Speaking of all things mammoth, consider the latest FDIC guidance just released for comment. It zeroes in on third-party lending arrangements. In it the FDIC notes such arrangements can provide institutions with the ability to supplement, enhance, or expedite lending services for their customers, but they can also introduce additional risk to a bank.
The guidance defines third-party lending as "a lending arrangement that relies on a third party to perform a significant aspect of the lending process." Such activities can include "marketing; borrower solicitation; credit underwriting; loan pricing; loan origination; retail installment sales contract issuance; customer service; consumer disclosures; regulatory compliance; loan servicing; debt collection; and data collection, aggregation, or reporting."
This covers a lot of ground obviously, but looking closer at the guidance it appears to be focused mostly on three main situations. These are: 1) where banks originate loans for others (that may not have the necessary licenses or charter to do so on its own); 2) where banks originate loans through third-party lenders or jointly with them (where the other party originates the loan volume by authorizing the agent to offer loans on behalf of the bank); and 3) where banks originate loans using platforms developed by third parties.
The guidance further warns banks they could be taking on multiple risks in such third-party lending arrangements. These run the gamut depending on the type of relationship but can include such risks as: strategic (adverse business decisions), operational (inadequate processes, people or systems), transaction (problems with service or delivery), pipeline and liquidity (failure to consummate or fund as expected), model (improperly designed and used), credit, compliance, consumer compliance, and BSA/AML.
The key in all of this, it seems, is that since such relationships result in reduced direct control by management teams at banks, the need for more robust risk management and oversight are even more critical. As a result, regulators expect banks to have a specific risk management program and policies around this prior to entering into a relationship.

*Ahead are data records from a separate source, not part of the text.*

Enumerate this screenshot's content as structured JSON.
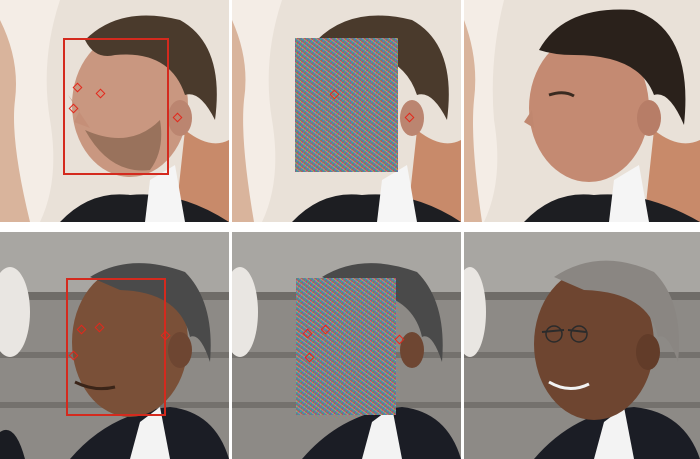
{
  "figure": {
    "rows": [
      {
        "subject": "man-with-beard",
        "panels": [
          "original-with-detection-box",
          "noise-masked-face",
          "swapped-face"
        ]
      },
      {
        "subject": "man-in-suit",
        "panels": [
          "original-with-detection-box",
          "noise-masked-face",
          "swapped-face"
        ]
      }
    ],
    "colors": {
      "box": "#d42a1e",
      "keypoint": "#e3281c",
      "separator": "#ffffff"
    }
  }
}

More specifically, regulators expect banks involved in such relationships to have a process for evaluating and monitoring them as well and they offer specific elements banks should have as part of it. They are risk assessment, due diligence, contract structuring/review, and oversight.
If your bank is involved in these sorts of relationships, understanding that you will have to do a lot more to get yourself comfortable and ensure compliance, appears a given. While some of our readers may see this as a mammoth task to complete, it is one that must be completed if you are going to leverage such lending structures. Otherwise, as with the wooly mammoth, avoiding 16 foot long regulatory tusks here may not be possible.